Exactly. "Earth" means the planet we live on and "earth" means soil. The disrespect of the meaning conveyed by not using the correct case is noxious and sloppy.
Is it a right of any nation to assert what other nations call it? Can America ask China to stop calling them 美国 (Měiguó) and call them the USA?
The problem with the turkey rebranding is that it was a mere orthographic update, but it is using orthography that is very non standard(whatever that means for English), including using a diacritic rarely seen in English.
I could get behind it more if they completely changed the name, like a when Swaziland switched to eswatini. But for now, you can pry turkey from my cold dead hands
Yes? It's obviously the case that countries can ask this?
We can choose not to do it, I guess, but place names change all the time. Istanbul vs Constantinople. New York vs New Amsterdam. Myanmar vs Burma. Czechia vs Czech Republic. Swaziland vs Eswatini.
I was gearing up to suggest that diaeresis very absolute valid English, but dug in a bit. It's not just a u with a diacritic. Ü is a separate letter in Turkish, with a more "ooh" or "ouh" like sound. TIL.
> if they completely changed the name, like a when Swaziland switched to eswatini.
It's "Eswatini" with a capital letter and no, it's not a complete change. In both cases the word means the place of the Swazi/Swati people.

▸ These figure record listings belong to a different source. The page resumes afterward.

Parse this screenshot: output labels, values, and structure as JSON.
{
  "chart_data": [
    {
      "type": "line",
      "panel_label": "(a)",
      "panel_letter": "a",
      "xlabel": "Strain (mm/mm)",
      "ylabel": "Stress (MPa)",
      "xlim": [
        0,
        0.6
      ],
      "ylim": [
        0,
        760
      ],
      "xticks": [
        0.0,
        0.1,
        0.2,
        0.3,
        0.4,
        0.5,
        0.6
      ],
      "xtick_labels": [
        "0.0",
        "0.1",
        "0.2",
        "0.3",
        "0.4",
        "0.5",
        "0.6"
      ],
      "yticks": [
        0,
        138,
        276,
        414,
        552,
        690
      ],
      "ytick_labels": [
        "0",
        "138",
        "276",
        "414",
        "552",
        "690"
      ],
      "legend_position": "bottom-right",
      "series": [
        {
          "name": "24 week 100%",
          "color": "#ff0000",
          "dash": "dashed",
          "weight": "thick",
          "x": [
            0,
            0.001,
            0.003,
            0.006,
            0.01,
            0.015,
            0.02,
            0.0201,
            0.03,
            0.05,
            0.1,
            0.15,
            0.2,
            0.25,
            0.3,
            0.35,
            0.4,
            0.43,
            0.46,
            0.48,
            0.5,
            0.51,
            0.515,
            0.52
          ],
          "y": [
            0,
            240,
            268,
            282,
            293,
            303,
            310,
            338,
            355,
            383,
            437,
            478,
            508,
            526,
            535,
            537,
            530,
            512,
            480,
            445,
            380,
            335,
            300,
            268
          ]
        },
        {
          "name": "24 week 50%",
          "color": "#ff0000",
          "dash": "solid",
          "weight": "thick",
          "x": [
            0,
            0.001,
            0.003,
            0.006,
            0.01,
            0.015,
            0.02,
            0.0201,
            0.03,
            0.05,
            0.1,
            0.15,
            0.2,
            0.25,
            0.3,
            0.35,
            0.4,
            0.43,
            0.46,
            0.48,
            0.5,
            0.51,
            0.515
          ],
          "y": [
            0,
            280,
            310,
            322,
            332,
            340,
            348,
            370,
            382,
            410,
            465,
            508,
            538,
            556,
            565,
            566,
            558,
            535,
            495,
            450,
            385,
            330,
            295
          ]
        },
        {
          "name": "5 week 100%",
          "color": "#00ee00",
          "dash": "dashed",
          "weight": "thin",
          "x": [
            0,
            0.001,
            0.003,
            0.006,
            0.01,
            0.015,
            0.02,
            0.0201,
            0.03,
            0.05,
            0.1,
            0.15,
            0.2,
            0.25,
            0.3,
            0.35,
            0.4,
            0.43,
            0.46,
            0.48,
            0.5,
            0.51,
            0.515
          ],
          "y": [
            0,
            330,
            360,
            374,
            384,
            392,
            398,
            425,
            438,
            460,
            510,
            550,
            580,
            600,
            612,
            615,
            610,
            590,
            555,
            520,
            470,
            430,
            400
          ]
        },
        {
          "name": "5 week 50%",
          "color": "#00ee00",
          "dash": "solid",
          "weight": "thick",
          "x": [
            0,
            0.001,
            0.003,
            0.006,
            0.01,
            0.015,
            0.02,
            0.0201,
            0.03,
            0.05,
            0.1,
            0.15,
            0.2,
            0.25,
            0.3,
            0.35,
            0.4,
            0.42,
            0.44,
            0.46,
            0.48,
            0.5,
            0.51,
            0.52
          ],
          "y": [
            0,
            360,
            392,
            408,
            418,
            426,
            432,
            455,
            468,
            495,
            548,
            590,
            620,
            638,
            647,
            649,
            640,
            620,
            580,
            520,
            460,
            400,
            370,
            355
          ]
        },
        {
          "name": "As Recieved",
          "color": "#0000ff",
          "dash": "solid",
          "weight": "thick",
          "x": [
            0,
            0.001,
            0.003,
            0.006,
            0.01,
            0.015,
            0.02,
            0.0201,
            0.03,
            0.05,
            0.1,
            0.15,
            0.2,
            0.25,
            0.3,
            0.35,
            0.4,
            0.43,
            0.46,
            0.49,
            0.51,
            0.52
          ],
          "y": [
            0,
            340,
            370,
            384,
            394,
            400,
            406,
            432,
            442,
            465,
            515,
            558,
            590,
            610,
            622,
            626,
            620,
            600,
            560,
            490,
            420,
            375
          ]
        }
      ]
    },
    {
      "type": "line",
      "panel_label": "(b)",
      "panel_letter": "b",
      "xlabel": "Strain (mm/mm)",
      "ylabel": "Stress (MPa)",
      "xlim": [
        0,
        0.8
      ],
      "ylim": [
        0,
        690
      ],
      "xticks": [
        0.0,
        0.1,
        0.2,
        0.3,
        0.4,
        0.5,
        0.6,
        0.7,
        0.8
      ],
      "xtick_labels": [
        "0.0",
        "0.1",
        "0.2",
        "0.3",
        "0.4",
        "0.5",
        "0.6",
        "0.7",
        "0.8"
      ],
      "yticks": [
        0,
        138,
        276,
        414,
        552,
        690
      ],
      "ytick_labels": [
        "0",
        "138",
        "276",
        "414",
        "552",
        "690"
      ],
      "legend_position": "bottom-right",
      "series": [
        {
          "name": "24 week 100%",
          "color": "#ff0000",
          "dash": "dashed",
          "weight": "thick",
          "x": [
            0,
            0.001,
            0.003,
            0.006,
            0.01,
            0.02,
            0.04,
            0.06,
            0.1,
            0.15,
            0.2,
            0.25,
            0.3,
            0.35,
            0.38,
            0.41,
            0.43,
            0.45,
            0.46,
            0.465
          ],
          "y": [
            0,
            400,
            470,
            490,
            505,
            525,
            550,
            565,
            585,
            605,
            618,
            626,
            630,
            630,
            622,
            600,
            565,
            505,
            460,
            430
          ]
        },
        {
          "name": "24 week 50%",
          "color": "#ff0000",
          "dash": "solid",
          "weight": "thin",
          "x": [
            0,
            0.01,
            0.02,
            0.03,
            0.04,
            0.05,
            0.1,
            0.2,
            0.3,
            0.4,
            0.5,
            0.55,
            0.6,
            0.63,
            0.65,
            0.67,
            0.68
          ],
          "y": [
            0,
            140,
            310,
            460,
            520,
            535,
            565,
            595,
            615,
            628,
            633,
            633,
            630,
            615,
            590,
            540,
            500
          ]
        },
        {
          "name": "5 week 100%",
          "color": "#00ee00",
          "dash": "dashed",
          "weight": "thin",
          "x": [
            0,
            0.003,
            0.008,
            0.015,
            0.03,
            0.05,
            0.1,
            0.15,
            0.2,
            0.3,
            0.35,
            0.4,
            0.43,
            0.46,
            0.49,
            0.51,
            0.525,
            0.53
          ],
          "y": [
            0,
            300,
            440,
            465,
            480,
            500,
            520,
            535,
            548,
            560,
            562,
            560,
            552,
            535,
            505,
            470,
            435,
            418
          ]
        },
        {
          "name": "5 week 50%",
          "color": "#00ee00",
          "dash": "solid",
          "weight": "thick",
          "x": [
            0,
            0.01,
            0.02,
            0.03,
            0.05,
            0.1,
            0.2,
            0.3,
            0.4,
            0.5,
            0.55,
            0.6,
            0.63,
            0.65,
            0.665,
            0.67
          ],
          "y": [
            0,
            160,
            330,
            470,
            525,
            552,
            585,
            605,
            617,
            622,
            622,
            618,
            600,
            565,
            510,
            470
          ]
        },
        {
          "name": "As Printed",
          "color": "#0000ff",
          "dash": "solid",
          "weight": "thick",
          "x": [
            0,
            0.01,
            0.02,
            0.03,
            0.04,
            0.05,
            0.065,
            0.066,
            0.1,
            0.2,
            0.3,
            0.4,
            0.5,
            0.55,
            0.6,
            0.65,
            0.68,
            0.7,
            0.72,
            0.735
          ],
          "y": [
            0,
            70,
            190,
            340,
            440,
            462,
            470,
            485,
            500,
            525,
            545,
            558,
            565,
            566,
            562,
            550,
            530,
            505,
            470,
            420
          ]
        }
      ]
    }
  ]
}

If you're not aware that Southern African languages use prefixes such as "e-" as well as suffixes (like e.g. the suffix "-land" in English) then I guess it's harder to recognise the word stem. But they are related terms, not a "complete change".

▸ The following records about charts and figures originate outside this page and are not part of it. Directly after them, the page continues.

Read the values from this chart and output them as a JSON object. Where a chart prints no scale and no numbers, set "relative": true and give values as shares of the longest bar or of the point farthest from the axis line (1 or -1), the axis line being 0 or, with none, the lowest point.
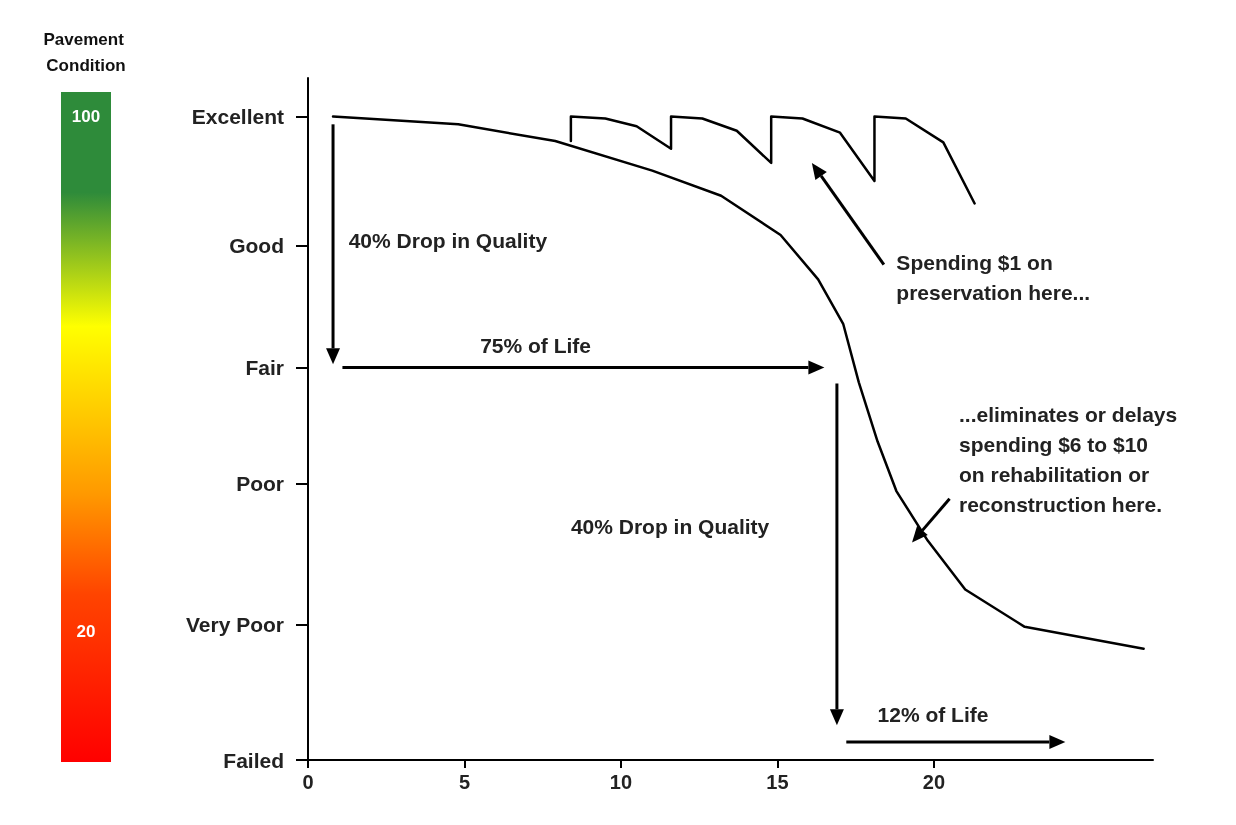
{
  "chart_data": {
    "type": "line",
    "relative": true,
    "clabel": "Pavement Condition",
    "clim": [
      0,
      100
    ],
    "cticks": [
      100,
      20
    ],
    "xlim": [
      0,
      27
    ],
    "xticks": [
      0,
      5,
      10,
      15,
      20
    ],
    "grid": false,
    "marker": "none",
    "line_style": "solid",
    "series": [
      {
        "color": "#000000",
        "x": [
          0.8,
          4.8,
          7.9,
          11.0,
          13.2,
          15.1,
          16.3,
          17.1,
          17.6,
          18.2,
          18.8,
          19.8,
          21.0,
          22.9,
          26.7
        ],
        "values": [
          1,
          0.988,
          0.962,
          0.916,
          0.877,
          0.816,
          0.747,
          0.678,
          0.587,
          0.495,
          0.418,
          0.341,
          0.265,
          0.207,
          0.173
        ]
      },
      {
        "color": "#000000",
        "x": [
          8.4,
          8.4,
          9.5,
          10.5,
          11.6,
          11.6,
          12.6,
          13.7,
          14.8,
          14.8,
          15.8,
          17.0,
          18.1,
          18.1,
          19.1,
          20.3,
          21.3
        ],
        "values": [
          0.962,
          1,
          0.997,
          0.985,
          0.95,
          1,
          0.997,
          0.978,
          0.928,
          1,
          0.997,
          0.975,
          0.9,
          1,
          0.997,
          0.96,
          0.865
        ]
      }
    ],
    "annotations": [
      "Excellent",
      "Good",
      "Fair",
      "Poor",
      "Very Poor",
      "Failed",
      "40% Drop in Quality",
      "75% of Life",
      "40% Drop in Quality",
      "12% of Life",
      "Spending $1 on\npreservation here...",
      "...eliminates or delays\nspending $6 to $10\non rehabilitation or\nreconstruction here."
    ]
  }
}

Regular Turkish people may not. The Turkish government, in official diplomatic communications, most certainly would if those countries requested it.
I don't think we are required to start calling it Turkey in the vernacular. Regular Turkish people don't have to change their names for countries in their language either. I only pointed out Turkey/Türkiye in my original post to head off smart-asses. Using proper casing for the name is much more important.
Yes! I originally read the headline as "a turkey" because of the lack of a capital T.
They can call themselves what they want, but it unreasonable of the Turks to expect English speakers to write their country's name with characters which are not part of our alphabet.
Yeah I'm not gonna type out the u with an umlaut (?) myself on an message board. If I were writing to the UN or to the Turkish embassy I'd copy-paste it. But lowercasing a proper noun is egregious.
It's the difference between helping your Uncle Jack off a horse and helping your uncle jack off a horse.
This headline makes it sound like the IT systems of a cosmetic surgeon have been attacked by poultry.